Er spürte das Gewitter bereits einige Herzschläge bevor der Sturm ihn erreichte und mit all seiner Macht aus der azurblauen Sitzschale schleuderte. Er hatte damit gerechnet, landete behände auf beiden Beinen und einem Arm und blickte auf. Zornig vibrierend richtete sich eine Hundertschaft kupferroter Tentakelhärchen auf Baldors Gesicht, in nahezu perfekter Parallelität mit dem gleichfarbigen Zeigefinger. Sein Vater hatte sich über ihm aufgebaut und versuchte, bedrohlich zu wirken.
Doch Baldor kannte ihn.
Er kannte ihn gut. Seit vierzehn Jahren. Etwas weniger vielleicht, wenn man den Anfang unberücksichtigt ließ, an den er sich nicht mehr ganz genau erinnern konnte. Doch es war genug Zeit, um zu wissen, welche Rädchen er im Kopf seines Dads drehen musste. Wie er ihn besänftigte oder am Ende sogar noch Profit aus seinen gespielten Wutausbrüchen ziehen konnte. Denn mehr war es nicht, nur eine Show.

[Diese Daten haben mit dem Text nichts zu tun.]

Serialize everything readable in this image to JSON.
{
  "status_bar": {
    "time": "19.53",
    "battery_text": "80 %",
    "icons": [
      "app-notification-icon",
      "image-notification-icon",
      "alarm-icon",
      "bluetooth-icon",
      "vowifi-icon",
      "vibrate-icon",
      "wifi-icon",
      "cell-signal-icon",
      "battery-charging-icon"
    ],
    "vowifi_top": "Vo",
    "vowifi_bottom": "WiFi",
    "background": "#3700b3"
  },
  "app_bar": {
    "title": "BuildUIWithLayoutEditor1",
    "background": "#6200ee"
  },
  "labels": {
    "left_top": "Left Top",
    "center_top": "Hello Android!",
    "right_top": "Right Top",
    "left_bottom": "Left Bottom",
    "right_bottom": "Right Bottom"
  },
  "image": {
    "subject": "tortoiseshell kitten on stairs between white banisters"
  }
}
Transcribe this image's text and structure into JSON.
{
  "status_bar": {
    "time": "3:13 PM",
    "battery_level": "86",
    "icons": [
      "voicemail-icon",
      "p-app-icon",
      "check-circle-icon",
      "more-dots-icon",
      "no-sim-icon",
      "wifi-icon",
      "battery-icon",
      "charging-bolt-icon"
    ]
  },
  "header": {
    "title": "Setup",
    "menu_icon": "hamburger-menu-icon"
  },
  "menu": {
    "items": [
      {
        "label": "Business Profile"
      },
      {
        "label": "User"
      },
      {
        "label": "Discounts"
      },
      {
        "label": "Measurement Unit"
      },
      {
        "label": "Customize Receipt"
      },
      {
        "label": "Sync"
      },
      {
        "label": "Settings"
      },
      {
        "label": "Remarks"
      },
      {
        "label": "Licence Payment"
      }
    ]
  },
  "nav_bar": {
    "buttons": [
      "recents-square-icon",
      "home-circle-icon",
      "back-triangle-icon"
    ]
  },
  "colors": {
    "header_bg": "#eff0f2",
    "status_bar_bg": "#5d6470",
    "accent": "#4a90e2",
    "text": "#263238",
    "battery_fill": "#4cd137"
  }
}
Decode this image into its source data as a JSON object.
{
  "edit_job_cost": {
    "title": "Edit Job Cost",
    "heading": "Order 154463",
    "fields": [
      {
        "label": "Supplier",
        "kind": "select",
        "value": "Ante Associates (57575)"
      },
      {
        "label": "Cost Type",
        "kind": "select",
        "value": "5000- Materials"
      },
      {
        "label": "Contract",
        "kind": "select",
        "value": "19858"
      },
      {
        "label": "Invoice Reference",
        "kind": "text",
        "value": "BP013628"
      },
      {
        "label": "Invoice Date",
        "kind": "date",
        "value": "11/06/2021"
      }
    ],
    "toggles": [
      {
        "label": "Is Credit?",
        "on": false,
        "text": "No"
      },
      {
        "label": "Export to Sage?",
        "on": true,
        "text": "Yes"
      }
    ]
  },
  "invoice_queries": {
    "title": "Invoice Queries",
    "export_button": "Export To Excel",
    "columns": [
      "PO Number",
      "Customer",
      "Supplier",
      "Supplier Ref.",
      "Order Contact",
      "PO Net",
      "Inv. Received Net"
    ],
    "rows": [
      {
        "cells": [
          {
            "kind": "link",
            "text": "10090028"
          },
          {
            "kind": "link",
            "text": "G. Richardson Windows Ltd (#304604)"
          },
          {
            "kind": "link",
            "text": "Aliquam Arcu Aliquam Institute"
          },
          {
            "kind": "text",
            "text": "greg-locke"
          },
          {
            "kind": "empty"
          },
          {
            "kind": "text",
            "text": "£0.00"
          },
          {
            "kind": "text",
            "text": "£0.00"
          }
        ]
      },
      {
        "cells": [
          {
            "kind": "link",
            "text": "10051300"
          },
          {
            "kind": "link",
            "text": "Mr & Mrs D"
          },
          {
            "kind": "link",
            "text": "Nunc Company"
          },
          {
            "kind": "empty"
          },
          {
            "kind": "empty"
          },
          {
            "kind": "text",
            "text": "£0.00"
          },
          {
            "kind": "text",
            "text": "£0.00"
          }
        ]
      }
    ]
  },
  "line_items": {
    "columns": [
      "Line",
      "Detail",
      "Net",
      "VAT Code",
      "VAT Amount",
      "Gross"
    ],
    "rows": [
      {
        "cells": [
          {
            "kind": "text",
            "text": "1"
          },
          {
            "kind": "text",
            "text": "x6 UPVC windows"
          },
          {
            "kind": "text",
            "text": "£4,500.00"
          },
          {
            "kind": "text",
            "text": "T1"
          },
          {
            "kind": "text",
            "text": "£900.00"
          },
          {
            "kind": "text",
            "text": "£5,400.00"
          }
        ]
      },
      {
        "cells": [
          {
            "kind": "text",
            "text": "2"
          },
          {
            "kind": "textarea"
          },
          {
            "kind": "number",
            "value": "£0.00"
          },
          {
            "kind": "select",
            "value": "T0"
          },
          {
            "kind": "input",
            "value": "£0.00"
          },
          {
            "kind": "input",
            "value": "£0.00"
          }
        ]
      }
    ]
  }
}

Er mochte zwar der Präsident ganz Nethufias sein, aber Baldor war sein einziger Sohn, sein Stolz, den er über alles liebte und dem er auf gar keinen Fall wirklich ein Haar krümmen konnte. Mit diesem Wissen rutschte sein Arm, mit dem er gerade noch vermeintlich sicheren Halt auf dem Boden seines tropisch feuchten Zimmers gefunden hatte, ab. Er fiel vornüber und sein Gesicht machte Bekanntschaft mit dem Boden. Der Aufprall erinnerte ihn an seine Kindheit, als er keine Pfütze ausgelassen hatte, ohne in sie hineinzuspringen.
Das Unwetter ebbte sofort ab. "Baldor?" Sein Dad trat näher an ihn heran und Baldor schielte ihn schräg von unten herauf mit dem rechten Auge an. Das Linke war, zusammen mit der Hälfte seines Gesichtes, noch in zwei Zentimetern Wasser und blauer Erde von der heiligen Pewi-Insel vergraben. "Geht es dir gut?"
Er rollte sich auf den Rücken und starrte die Decke an, an der blau die Reflexion von Sonne und Wasser tanzte. Er fragte sich, ob das so eine gute Idee gewesen war, denn an der Stelle des Aufpralls kündigte sich mit leichtem Pochen eine Beule an.
Sein Vater öffnete den Mund zu einem besorgten "Oh" und sein Gesicht entspannte sich. Aber sein Blick war glasig, nicht vollkommen auf Baldor gerichtet. Als galt die Besorgnis nicht wirklich seinem Sohn. Aber was konnte ihn schon erschüttern? Er war der mächtigste Mann des Planeten. Seit dreißig Jahren gab es keinen Feind mehr, den sie fürchten mussten, und selbst die Bodyguards waren nur noch Tradition.
Baldor blieb weiter am Boden liegen. "Hey Dad, geht es dir gut?" Es war nicht so, dass er sich wirklich Sorgen machte, er hatte nur keine Lust, zuzugeben, dass ihm der Kopf wehtat.
Die Augenbrauen seines Vaters, die wie bei jedem Bewohner Nethufs aus winzigen Tentakeln bestand, zogen sich zu einem bedrohlichen Pfeil zusammen, der auf seine gewaltige Nase zeigte. Die würde sich bei Baldor hoffentlich nicht in der gleichen Mächtigkeit ausbilden, sonst würden seine Chancen bei den Mädels rapide sinken. "Ja mit mir ist alles in Ordnung, aber ich versuche, dich seit einer Stunde zu erreichen!"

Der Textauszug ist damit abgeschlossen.